One blind spot worth flagging that might not be visible from the n8n execution side: trigger health.
Pulse can see when a workflow executes and fails – that’s the hard part, and you’ve solved it well. But if the inbound trigger goes quiet (webhook endpoint changes, OAuth refresh dies, scheduler misconfigures), n8n has 0 executions to report. Everything looks green. That’s exactly what happened in your restaurant example: if the booking system stopped firing the webhook, Pulse would show “all workflows healthy” while zero appointments were actually going through.
The fix is monitoring the trigger rate independently, from outside the workflow.
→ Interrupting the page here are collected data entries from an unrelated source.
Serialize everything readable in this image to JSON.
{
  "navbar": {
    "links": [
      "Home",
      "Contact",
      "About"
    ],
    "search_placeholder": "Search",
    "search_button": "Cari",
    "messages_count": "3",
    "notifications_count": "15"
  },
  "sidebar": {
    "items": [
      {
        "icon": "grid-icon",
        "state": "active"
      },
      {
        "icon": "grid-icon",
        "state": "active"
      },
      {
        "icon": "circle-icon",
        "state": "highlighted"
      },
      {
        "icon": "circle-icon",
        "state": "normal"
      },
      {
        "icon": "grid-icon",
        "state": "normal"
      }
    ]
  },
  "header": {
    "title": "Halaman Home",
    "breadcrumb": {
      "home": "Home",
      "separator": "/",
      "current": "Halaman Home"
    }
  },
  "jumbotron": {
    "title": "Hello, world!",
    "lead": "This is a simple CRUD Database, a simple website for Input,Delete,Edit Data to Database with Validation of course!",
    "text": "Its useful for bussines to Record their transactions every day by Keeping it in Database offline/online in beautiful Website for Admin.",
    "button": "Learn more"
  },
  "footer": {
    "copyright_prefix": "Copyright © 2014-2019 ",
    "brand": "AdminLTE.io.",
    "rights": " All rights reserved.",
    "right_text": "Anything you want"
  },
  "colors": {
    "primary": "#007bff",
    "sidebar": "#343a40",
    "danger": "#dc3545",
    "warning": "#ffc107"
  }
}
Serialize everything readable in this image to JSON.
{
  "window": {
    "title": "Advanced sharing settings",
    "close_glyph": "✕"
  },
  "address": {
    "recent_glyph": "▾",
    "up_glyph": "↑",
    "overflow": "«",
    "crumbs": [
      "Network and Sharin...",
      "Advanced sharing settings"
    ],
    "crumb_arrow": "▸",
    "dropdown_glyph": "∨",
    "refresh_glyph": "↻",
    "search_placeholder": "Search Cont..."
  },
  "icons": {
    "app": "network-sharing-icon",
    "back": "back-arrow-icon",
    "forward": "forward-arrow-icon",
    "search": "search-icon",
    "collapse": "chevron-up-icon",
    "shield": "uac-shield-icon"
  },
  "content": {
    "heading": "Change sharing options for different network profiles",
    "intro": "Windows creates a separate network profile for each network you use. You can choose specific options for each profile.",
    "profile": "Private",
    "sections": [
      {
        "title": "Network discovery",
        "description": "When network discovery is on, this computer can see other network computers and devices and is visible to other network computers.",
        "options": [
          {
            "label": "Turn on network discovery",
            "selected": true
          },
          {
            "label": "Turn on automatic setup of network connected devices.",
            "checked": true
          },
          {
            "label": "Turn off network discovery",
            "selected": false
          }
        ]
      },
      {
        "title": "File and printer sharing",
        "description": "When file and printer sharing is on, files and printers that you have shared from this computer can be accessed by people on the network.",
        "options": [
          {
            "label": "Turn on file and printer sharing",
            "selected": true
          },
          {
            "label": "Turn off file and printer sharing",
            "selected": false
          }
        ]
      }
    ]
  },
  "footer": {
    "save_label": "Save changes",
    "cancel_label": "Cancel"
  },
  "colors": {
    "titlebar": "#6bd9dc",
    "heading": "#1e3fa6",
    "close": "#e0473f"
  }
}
Simplest form: expect at least N trigger events per day from each source, and alert when the count drops to 0. For appointment scheduling, “zero new bookings in 12 business hours” is an anomalous signal worth a notification even if n8n itself is perfectly healthy.
For phone/SMS integrations especially, a synthetic test event (a daily test call or a test webhook ping from the provider side) that must complete end-to-end catches dead connections before real traffic misses them.
Complementary to what you’ve built – I’d treat trigger-health as the outer shell and execution-health (what Pulse does) as the inner shell. Both gaps need to be closed for a service business to trust the automation fully.